Steineger dan Hansel (1972), menemukan bahwa rimpang temulawak mempunyai aktivitas kolagoga, yaitu meningkatkan produksi dan sekresi empedu yang bekerja kolekinetik dan koleretik. Kalk dan Nielsen (1932), menyatakan Curcumin selain mempunyai aktivitas koleretik dan kolekinetik, ekstrak temulawak juga mempunyai pengaruh pada usus duabelas jari.

Ramprasad dan Sirsi (1956), melakukan penelitian dengan menggunakan anjing sebagai hewan percobaan, pemberian 5 mg natrium Curcuminat per kg bobot badan secara intravena ternyata meningkatkan sekresi empedu sebesar 13-36% yang persisten selama 30 menit. Peningkatan dosis dengan kelipatan dua menyebabkan peningkatan sekresi empedu sebesar 30 - 60% selama 40 - 80 menit. Puncak sekresi empedu dicapai 10 menit setelah penyuntikan, kemudian menurun secara bertahap. Pemberian hingga dosis 25 mg/kg bobot badan tidak menunjukkan gejala toksis atau efek samping pada tekanan darah maupun sistem pernafasan.

Ekskresi Kolesterol

Kolesterol adalah sterol yang terdiri dari struktur cincin dasar dengan nukleus siklopentanoperhidrofenantrent. Kolesterol berperan sebagai precursor dari pembentukan hormon steroid, estrogen dan testosteron juga sebagai precursor dari perubahan asam empedu yang disintesa dalam hati yang berfungsi untuk menyerap trigliserida dan vitamin yang larut dalam lemak (Muchtadi et al. 1993).

Empedu diproduksi oleh sel hati kemudian masuk kedalam duodenum untuk membantu proses penyerapan. Empedu selain mengandung air, juga mengandung garam empedu, pigmen empedu, kolesterol dan lipida (Hadi 1983), dengan meningkatkan sekresi empedu, maka ekskresi melalui feses juga meningkat, menyebabkan ekskresi kolesterol juga meningkat sehingga diperoleh ternak yang sehat untuk konsumsi manusia dengan rendah kolesterol. Rao et al. (1970), menemukan bahwa tikus betina putih bobot 45 - 50 g umur 45 hari, diberikan 0.1 – 0.5% Curcumin dalam ransum selama tujuh minggu,

menunjukkan peningkatan ekskresi asam empedu dan kolesterol melalui feses, pada akhir penelitian kadar kolesterol darah dan sel hati menunjukkan penurunan.

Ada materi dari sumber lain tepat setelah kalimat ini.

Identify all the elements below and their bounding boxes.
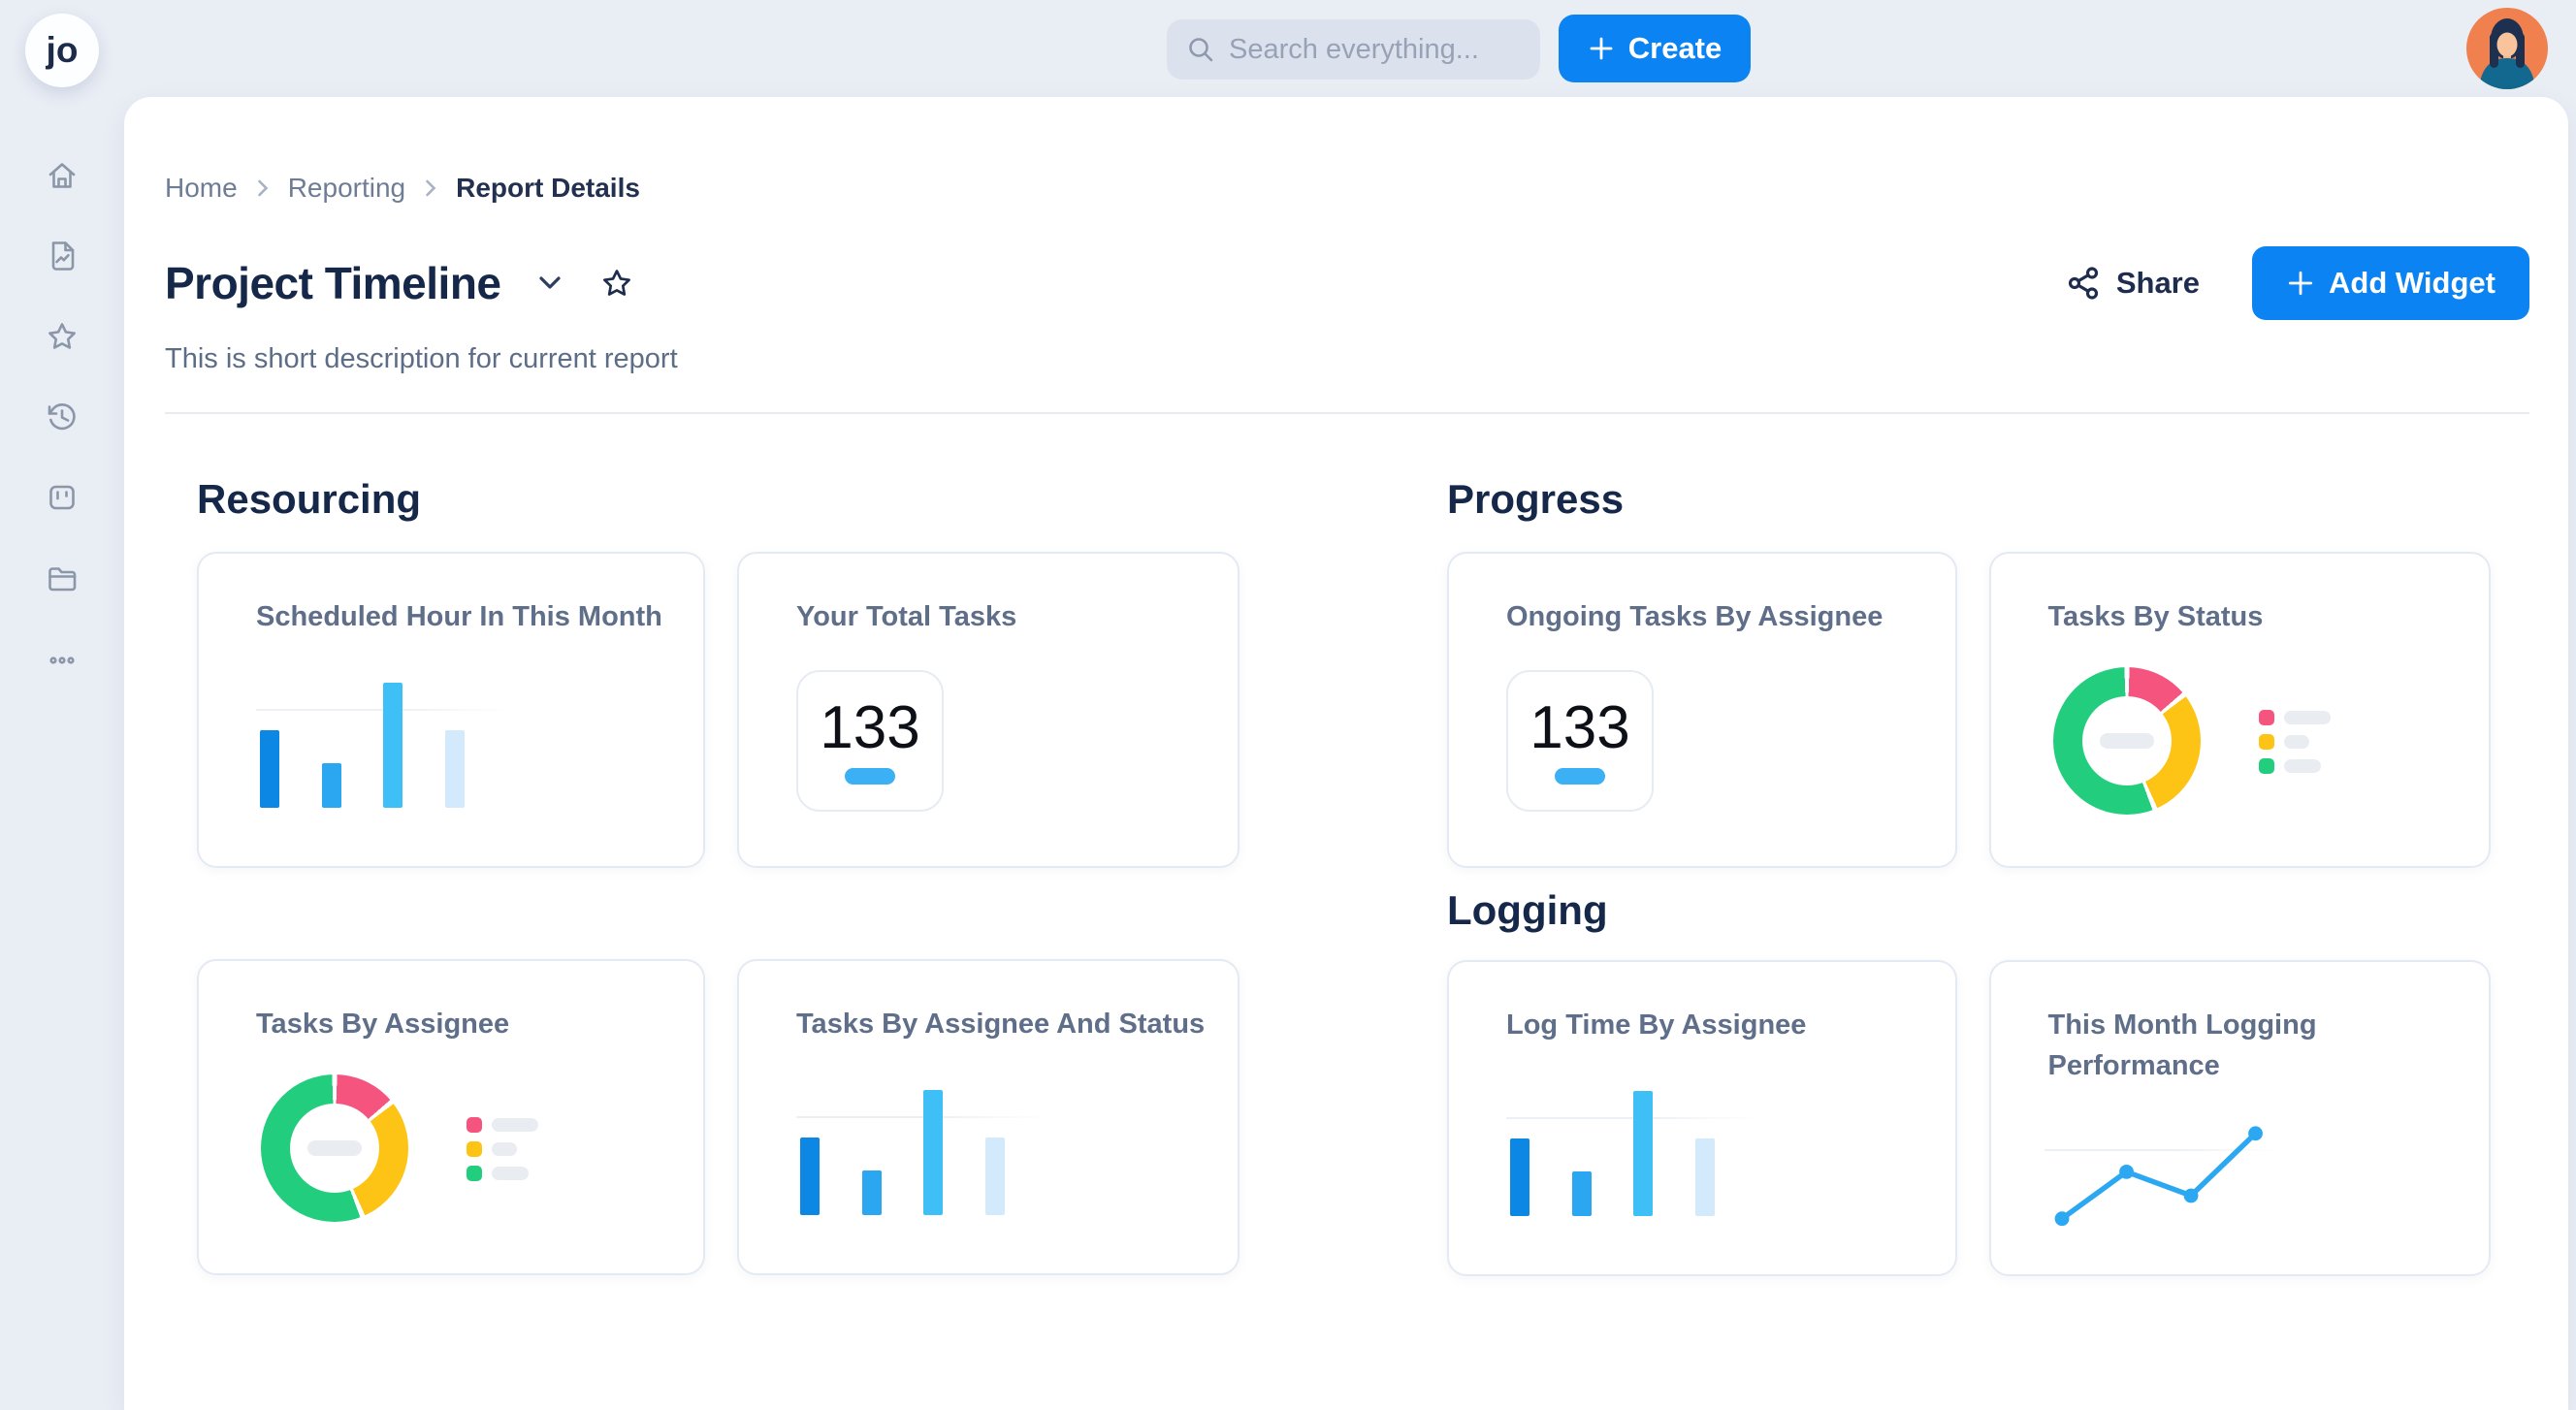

Bowman (1983), mengadakan penelitian pada delapan penderita kelainan hati dengan pemberian 9.6 mg Curcumin, setiap 10 menit sekresi empedu diamati, ternyata terjadi peningkatan sekresi empedu yang terlihat nyata pada penurunan bilirubin, kolesterin dan lipase pada penderita. Secara umum peningkatan sekresi cairan empedu akan menyebabkan partikel padat dalam empedu berkurang, berdasarkan ini Curcumin mempunyai prospek baik untuk digunakan pada gangguan metabolisme lemak yang berhubungan dengan metabolisme kolesterol.

Djamhuri (1981), melakukan penelitian untuk membandingkan obat penurun kolesterol Atromid dengan Curcumin dari temulawak terhadap enam ekor anjing dewasa bobot 10 - 12 kg, diperoleh hasil bahwa dosis Atromid 75 dan 400 mg/kg bobot badan selama tiga hari menemukan penurunan kadar kolesterol darah yang tidak berbeda nyata pada kedua dosis tersebut.